Last time around, we discussed how to create an AMI for every deployment: a crucial step in enabling you to leverage deployment immutability. This time around we'll learn what it takes to automate autoscaling immutable deployments with zero-downtime, while sitting behind a load balancer and using Route 53 for DNS.
Given the immutable images we're now able to build, thanks to the last article, in this article we'll lay out an architecture, based on Amazon Web Services, that's able to take advantage of those immutable images.
Our journey starts at Route 53, a DNS provider service from Amazon. You'll set up the initial DNS configuration by hand. I'll leave the
TXT records up to you. The feature that interests me in Route 53 is creating
ALIAS record sets. These special record sets allow you to bind a domain name to an Elastic Load Balancer (ELB), which can then distribute traffic among your Elastic Cloud Compute (EC2) server instances.
The eye candy in
ALIAS record sets is that you're able to use them at the naked, or apex domain level (e.g
ponyfoo.com), and not just sub-domains (e.g
blog.ponyfoo.com).

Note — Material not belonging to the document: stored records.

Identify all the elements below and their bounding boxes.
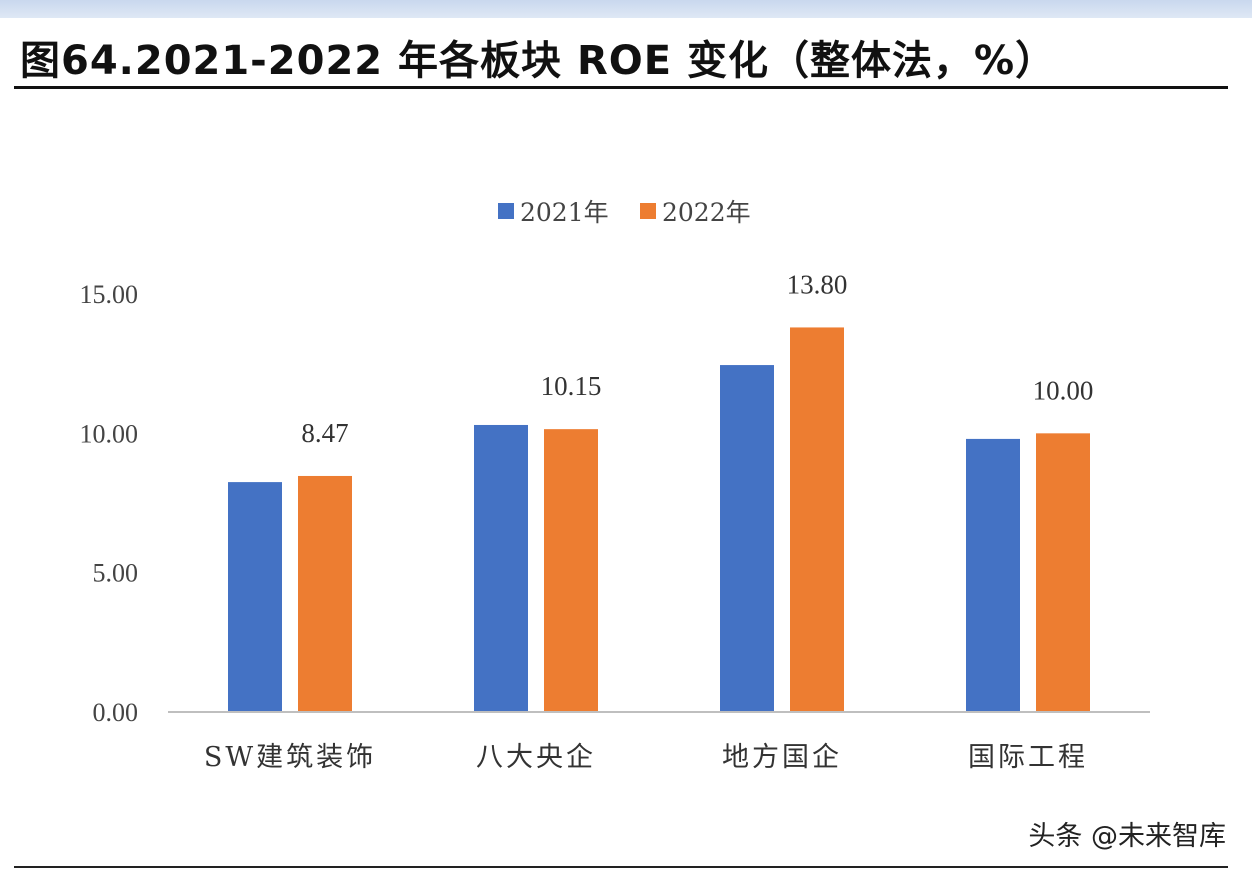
title-rule xyxy=(14,86,1228,89)
data-label: 8.47 xyxy=(301,418,348,448)
x-axis: SW建筑装饰 八大央企 地方国企 国际工程 xyxy=(168,711,1150,773)
x-tick-label: 八大央企 xyxy=(476,742,596,773)
x-tick-label: 国际工程 xyxy=(968,742,1088,773)
bar-2021 xyxy=(966,438,1020,712)
bottom-rule xyxy=(14,866,1228,868)
bar-2021 xyxy=(720,365,774,712)
legend-label: 2022年 xyxy=(662,198,751,227)
legend: 2021年 2022年 xyxy=(498,198,751,227)
chart-title: 图64.2021-2022 年各板块 ROE 变化（整体法，%） xyxy=(20,38,1057,84)
x-tick-label: SW建筑装饰 xyxy=(204,742,376,773)
legend-label: 2021年 xyxy=(520,198,609,227)
bar-2021 xyxy=(474,424,528,712)
y-tick-label: 0.00 xyxy=(93,698,139,727)
bars: 8.47 10.15 13.80 10.00 xyxy=(228,269,1093,712)
data-label: 10.00 xyxy=(1033,375,1094,405)
bar-2022 xyxy=(790,327,844,712)
bar-2022 xyxy=(1036,433,1090,712)
top-band xyxy=(0,0,1252,18)
data-label: 13.80 xyxy=(787,269,848,299)
y-axis: 0.00 5.00 10.00 15.00 xyxy=(80,280,139,727)
bar-2021 xyxy=(228,482,282,712)
y-tick-label: 5.00 xyxy=(93,559,139,588)
bar-2022 xyxy=(298,475,352,712)
bar-2022 xyxy=(544,429,598,712)
data-label: 10.15 xyxy=(541,371,602,401)
watermark: 头条 @未来智库 xyxy=(1028,821,1226,852)
y-tick-label: 10.00 xyxy=(80,419,139,448)
y-tick-label: 15.00 xyxy=(80,280,139,309)
legend-swatch xyxy=(498,203,514,219)
x-tick-label: 地方国企 xyxy=(722,742,842,773)
legend-swatch xyxy=(640,203,656,219)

Our scripts will set up these
ALIAS records on our behalf whenever we want to deploy to a new environment, also a very enticing feature.

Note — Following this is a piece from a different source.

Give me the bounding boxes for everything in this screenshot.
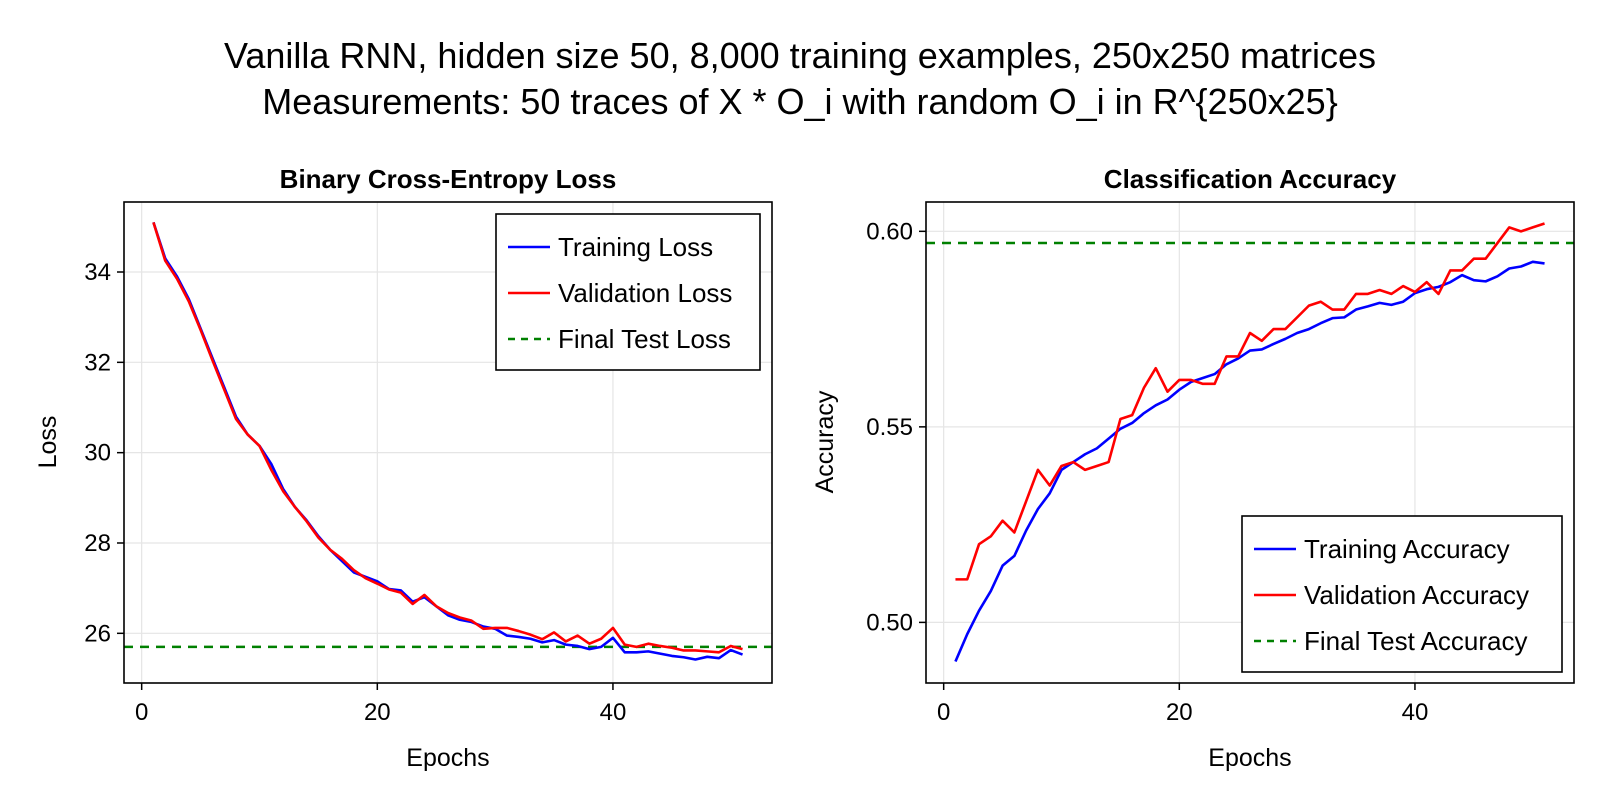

When you finish reading this article, you'll be able to run the commands below and have your application listening at
dev01.example.com when they complete, without the need for any manual actions.
NODE_ENV=dev01 npm run setup
NODE_ENV=dev01 npm run deploy
We don't merely use ELB because of its ability to route traffic from naked domains, but also because it enables us to have many web servers behind a single domain, which makes our application more robust and better able to handle load, becoming highly available.

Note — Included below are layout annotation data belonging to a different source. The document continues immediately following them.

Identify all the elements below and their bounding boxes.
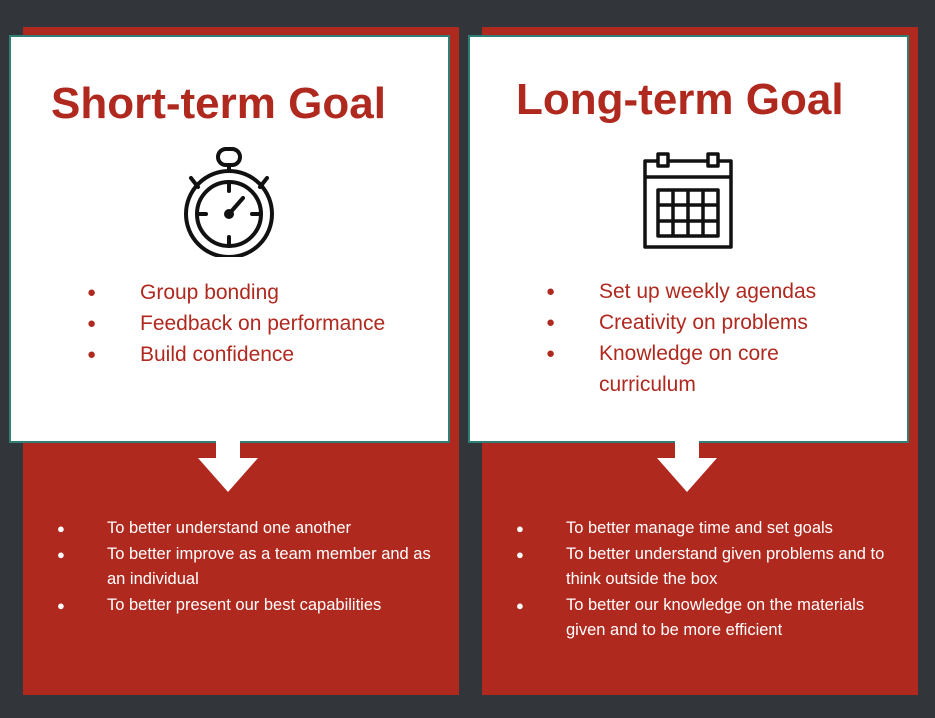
list-item: ● To better understand one another [57, 516, 437, 542]
list-item: ● To better present our best capabilities [57, 593, 437, 619]
stopwatch-icon [183, 145, 275, 262]
list-item: ● To better improve as a team member and … [57, 542, 437, 593]
goal-text: Feedback on performance [140, 312, 386, 335]
list-item: ● To better our knowledge on the material… [516, 593, 886, 644]
outcome-text: To better manage time and set goals [566, 519, 833, 537]
list-item: ● Set up weekly agendas [546, 276, 826, 307]
bullet-icon: ● [516, 546, 524, 562]
list-item: ● To better understand given problems and… [516, 542, 886, 593]
outcome-text: To better our knowledge on the materials… [566, 595, 865, 640]
bullet-icon: ● [87, 315, 97, 332]
short-term-goal-list: ● Group bonding ● Feedback on performance … [87, 277, 385, 370]
goal-text: Build confidence [140, 343, 295, 366]
long-term-outcome-list: ● To better manage time and set goals ● To… [516, 516, 886, 644]
down-arrow-icon [198, 440, 258, 497]
short-term-title: Short-term Goal [51, 79, 386, 128]
calendar-icon [642, 152, 734, 255]
bullet-icon: ● [516, 521, 524, 536]
bullet-icon: ● [57, 546, 65, 562]
list-item: ● Group bonding [87, 277, 385, 308]
list-item: ● Creativity on problems [546, 307, 826, 338]
bullet-icon: ● [57, 521, 65, 536]
list-item: ● Knowledge on core curriculum [546, 338, 826, 400]
list-item: ● Feedback on performance [87, 308, 385, 339]
bullet-icon: ● [546, 283, 556, 300]
short-term-outcome-list: ● To better understand one another ● To be… [57, 516, 437, 618]
bullet-icon: ● [87, 346, 97, 363]
bullet-icon: ● [546, 314, 556, 331]
long-term-card: Long-term Goal ● Set up weekly agendas ● C… [468, 35, 909, 443]
short-term-card: Short-term Goal ● Group bonding ● Feedback… [9, 35, 450, 443]
goal-text: Creativity on problems [599, 311, 808, 334]
goal-text: Group bonding [140, 281, 279, 304]
outcome-text: To better present our best capabilities [107, 595, 382, 614]
goal-text: Set up weekly agendas [599, 280, 817, 303]
outcome-text: To better understand given problems and … [566, 544, 885, 589]
bullet-icon: ● [87, 284, 97, 301]
outcome-text: To better understand one another [107, 519, 352, 537]
outcome-text: To better improve as a team member and a… [107, 544, 431, 589]
list-item: ● To better manage time and set goals [516, 516, 886, 542]
down-arrow-icon [657, 440, 717, 497]
long-term-title: Long-term Goal [516, 75, 844, 124]
bullet-icon: ● [546, 345, 556, 362]
bullet-icon: ● [57, 597, 65, 613]
long-term-goal-list: ● Set up weekly agendas ● Creativity on pr… [546, 276, 826, 400]
goal-text: Knowledge on core curriculum [599, 342, 779, 396]
bullet-icon: ● [516, 597, 524, 613]
list-item: ● Build confidence [87, 339, 385, 370]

In order to better manage the instances behind our ELB, we'll use Auto Scaling Groups (ASG). These come at no extra cost, you just pay for the EC2 instances in them. The ASG will automatically detect "unhealthy" EC2 instances, or instances that the ELB has deemed unreachable after pinging them with
GET requests. Unhealthy instances are automatically disconnected from the ELB, meaning they'll no longer receive traffic. However, we'll enable connection draining so that they gracefully respond to pending requests before shutting down.
When a new deployment is requested, we'll create a new ASG, and provision it with the new
carnivore AMI, which you may recall from our last encounter. The new ASG will spin as many EC2 instances as desired. We'll wait until EC2 reports every one of those instances are properly initialized and healthy. We'll then wait until ELB reports every one of those instances is reachable via
HTTP. This ensures that no downtime occurs during our deployment. When every new instance is reachable on ELB, we'll remove the outdated EC2 instances from ELB first, and downscale the outdated ASG to 0. This will cause the ASG to allow connection draining to kick in on the outdated instances, and terminate them afterwards. Once all of that is over, we delete the outdated ASG.
This approach might not be blazing fast, but I'll take a speed bump over downtime any day.
Of course, none of this would be feasible if spinning a new instance took 15 minutes while installing software that should've been baked into an image. This is why creating those images was crucial. In a slow process such as this, baking images saves us much appreciated startup time.